Bahkan, bagi masyarakat yang memiliki prestasi khusus sebagai penghafal Alquraqn (Hafidz Quran) akan diberikan kesempatan untuk mengenyam pendidikan hingga S2, dengan bantuan beasiswa dari Pemkab Lamongan.

 

Peningkatan kualitas pendidik dan tenaga kependidikan diberikan secara merata melalui peningkatan kompetensi guru kelas, guru mata pelajaran, hingga kepala sekolah. Dengan kegiatan bimbingan teknis, MGMP (Musyawarah guru mata pelajaran), dan KKG (Kelompok kerja guru).

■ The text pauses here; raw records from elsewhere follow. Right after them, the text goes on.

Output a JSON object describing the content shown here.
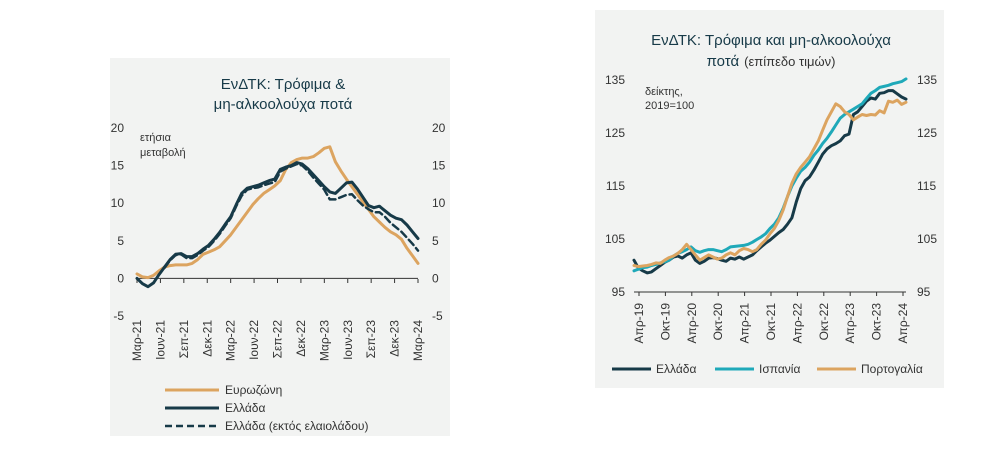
{
  "chart_data": [
    {
      "type": "line",
      "title_lines": [
        "ΕνΔΤΚ: Τρόφιμα &",
        "μη-αλκοολούχα ποτά"
      ],
      "ylabel_lines": [
        "ετήσια",
        "μεταβολή"
      ],
      "ylim": [
        -5,
        20
      ],
      "yticks": [
        "-5",
        "0",
        "5",
        "10",
        "15",
        "20"
      ],
      "ytick_values": [
        -5,
        0,
        5,
        10,
        15,
        20
      ],
      "x_tick_labels": [
        "Μαρ-21",
        "Ιουν-21",
        "Σεπ-21",
        "Δεκ-21",
        "Μαρ-22",
        "Ιουν-22",
        "Σεπ-22",
        "Δεκ-22",
        "Μαρ-23",
        "Ιουν-23",
        "Σεπ-23",
        "Δεκ-23",
        "Μαρ-24"
      ],
      "legend_position": "bottom",
      "series": [
        {
          "name": "Ευρωζώνη",
          "color": "#dca460",
          "style": "solid",
          "values": [
            0.6,
            0.2,
            0.1,
            0.4,
            1.0,
            1.5,
            1.7,
            1.8,
            1.8,
            1.8,
            2.0,
            2.5,
            3.2,
            3.5,
            3.8,
            4.2,
            5.0,
            5.8,
            6.8,
            7.8,
            8.8,
            9.8,
            10.6,
            11.3,
            11.8,
            12.3,
            13.0,
            14.5,
            15.4,
            15.8,
            16.0,
            16.0,
            16.2,
            16.7,
            17.3,
            17.5,
            15.5,
            14.3,
            13.2,
            12.2,
            11.2,
            10.2,
            9.2,
            8.2,
            7.5,
            6.8,
            6.2,
            5.8,
            5.2,
            4.0,
            3.0,
            2.0
          ]
        },
        {
          "name": "Ελλάδα",
          "color": "#173a48",
          "style": "solid",
          "values": [
            0.0,
            -0.7,
            -1.1,
            -0.6,
            0.5,
            1.5,
            2.5,
            3.2,
            3.3,
            2.9,
            2.9,
            3.3,
            3.9,
            4.4,
            5.2,
            6.1,
            7.2,
            8.2,
            9.8,
            11.3,
            12.0,
            12.2,
            12.4,
            12.7,
            13.0,
            13.2,
            14.5,
            14.8,
            15.0,
            15.4,
            15.2,
            14.6,
            13.8,
            13.0,
            12.2,
            11.5,
            11.3,
            12.0,
            12.7,
            12.8,
            11.9,
            10.8,
            9.7,
            9.4,
            9.6,
            9.0,
            8.4,
            8.0,
            7.8,
            7.1,
            6.2,
            5.3
          ]
        },
        {
          "name": "Ελλάδα (εκτός ελαιολάδου)",
          "color": "#173a48",
          "style": "dashed",
          "values": [
            null,
            null,
            null,
            null,
            null,
            1.4,
            2.4,
            3.1,
            3.2,
            2.7,
            2.7,
            3.1,
            3.7,
            4.2,
            5.0,
            5.9,
            7.0,
            8.0,
            9.6,
            11.0,
            11.8,
            12.0,
            12.1,
            12.4,
            12.6,
            12.8,
            14.2,
            14.6,
            14.9,
            15.2,
            15.0,
            14.3,
            13.4,
            12.6,
            11.8,
            10.5,
            10.5,
            10.8,
            11.1,
            11.2,
            10.4,
            9.7,
            9.2,
            8.8,
            8.8,
            8.2,
            7.4,
            6.8,
            6.2,
            5.4,
            4.6,
            3.7
          ]
        }
      ]
    },
    {
      "type": "line",
      "title_lines": [
        "ΕνΔΤΚ: Τρόφιμα και μη-αλκοολούχα",
        "ποτά"
      ],
      "title_suffix": "(επίπεδο τιμών)",
      "ylabel_lines": [
        "δείκτης,",
        "2019=100"
      ],
      "ylim": [
        95,
        135
      ],
      "yticks": [
        "95",
        "105",
        "115",
        "125",
        "135"
      ],
      "ytick_values": [
        95,
        105,
        115,
        125,
        135
      ],
      "x_tick_labels": [
        "Απρ-19",
        "Οκτ-19",
        "Απρ-20",
        "Οκτ-20",
        "Απρ-21",
        "Οκτ-21",
        "Απρ-22",
        "Οκτ-22",
        "Απρ-23",
        "Οκτ-23",
        "Απρ-24"
      ],
      "legend_position": "bottom",
      "series": [
        {
          "name": "Ελλάδα",
          "color": "#173a48",
          "style": "solid",
          "values": [
            101.0,
            99.5,
            99.0,
            98.6,
            98.8,
            99.4,
            100.0,
            100.6,
            101.0,
            101.6,
            101.8,
            101.4,
            102.0,
            102.4,
            101.0,
            100.4,
            100.8,
            101.4,
            101.5,
            101.3,
            101.0,
            100.8,
            101.4,
            101.2,
            101.6,
            101.2,
            101.6,
            102.0,
            102.8,
            103.5,
            104.2,
            104.8,
            105.5,
            106.2,
            106.8,
            107.8,
            109.0,
            112.0,
            114.5,
            116.0,
            116.7,
            118.0,
            119.5,
            121.0,
            122.0,
            122.6,
            123.0,
            123.5,
            124.5,
            124.8,
            128.5,
            129.0,
            130.0,
            131.0,
            131.6,
            131.4,
            132.5,
            132.6,
            133.0,
            133.0,
            132.4,
            131.8,
            131.4
          ]
        },
        {
          "name": "Ισπανία",
          "color": "#1fa9b9",
          "style": "solid",
          "values": [
            99.0,
            99.3,
            99.6,
            99.7,
            100.0,
            100.2,
            100.5,
            100.7,
            101.0,
            101.8,
            102.3,
            102.6,
            103.0,
            103.5,
            102.8,
            102.5,
            102.8,
            103.0,
            103.0,
            102.8,
            102.6,
            103.0,
            103.5,
            103.6,
            103.7,
            103.8,
            104.0,
            104.4,
            104.9,
            105.4,
            106.0,
            107.0,
            107.8,
            109.0,
            110.8,
            113.0,
            115.0,
            116.5,
            117.8,
            118.5,
            119.5,
            120.8,
            121.8,
            123.0,
            124.0,
            125.2,
            126.5,
            127.8,
            128.5,
            129.0,
            129.5,
            130.0,
            130.5,
            131.5,
            132.5,
            133.0,
            133.6,
            133.8,
            134.0,
            134.3,
            134.5,
            134.7,
            135.2
          ]
        },
        {
          "name": "Πορτογαλία",
          "color": "#dca460",
          "style": "solid",
          "values": [
            100.0,
            99.8,
            99.9,
            100.0,
            100.2,
            100.5,
            100.4,
            101.0,
            101.5,
            101.8,
            102.3,
            103.0,
            104.0,
            103.0,
            102.0,
            101.0,
            101.5,
            102.0,
            101.6,
            101.2,
            101.4,
            102.0,
            102.4,
            102.0,
            102.8,
            103.2,
            103.0,
            102.6,
            103.0,
            104.0,
            104.8,
            106.0,
            107.0,
            108.5,
            110.5,
            113.0,
            115.5,
            117.3,
            118.5,
            119.5,
            120.5,
            122.0,
            123.5,
            125.5,
            127.5,
            129.0,
            130.5,
            130.0,
            129.0,
            128.5,
            127.5,
            128.0,
            128.5,
            128.3,
            128.5,
            128.4,
            129.2,
            128.8,
            131.0,
            130.8,
            131.2,
            130.4,
            130.8
          ]
        }
      ]
    }
  ]
}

Baca Juga :  Jadi Laga Hidup-Mati Persela Lamongan

 

Pemkab Lamongan melalui Dinas Pendidikan Lamongan juga memberikan tambahan kesejahteraan bagi guru non PNS dan pegawai non PNS. Selain itu, untuk guru PAUD yang belum memiliki kualifikasi pendidikan minimal S1 atau D4, didorong untuk meningkatkan pendidikannya dengan bantuan beasiswa.

 

Pemkab Lamongan juga berupaya meningkatkan kualitas dan kuantitas sarpras pendidikan melalui pembangunan gedung baru, rehabilitasi ruang kelas, pembangunan atau rehab sarana penunjang pendidikan, menyediakan peralatan pendidikan, serta media pembelajaran.

 

Khususnya peralatan pembelajaran berbasis digital untuk mendukung pelaksanaan pembelajaran jarak jauh selama pandemi Covid-19. Serta  kegiatan asesmen nasional berbasis komputer (ANBK) dan mewujudkan program sekolah digital.

 

Pemkab Lamongan berkomitmen untuk mencerdaskan masyarakatnya dengan memberikan akses pelayanan pendidikan yang merata. Bahkan, Disdik Lamongan sudah menyiapkan program beasiswa khusus bagi warga kurang mampu.

 

Di samping itu, untuk mereka yang belum mendapatkan layanan pendidikan formal, bisa melalui pendidikan kesetaraan paket. Harapannya bisa meningkatkan kesejahteraan dan kualitas hidup masyarakat.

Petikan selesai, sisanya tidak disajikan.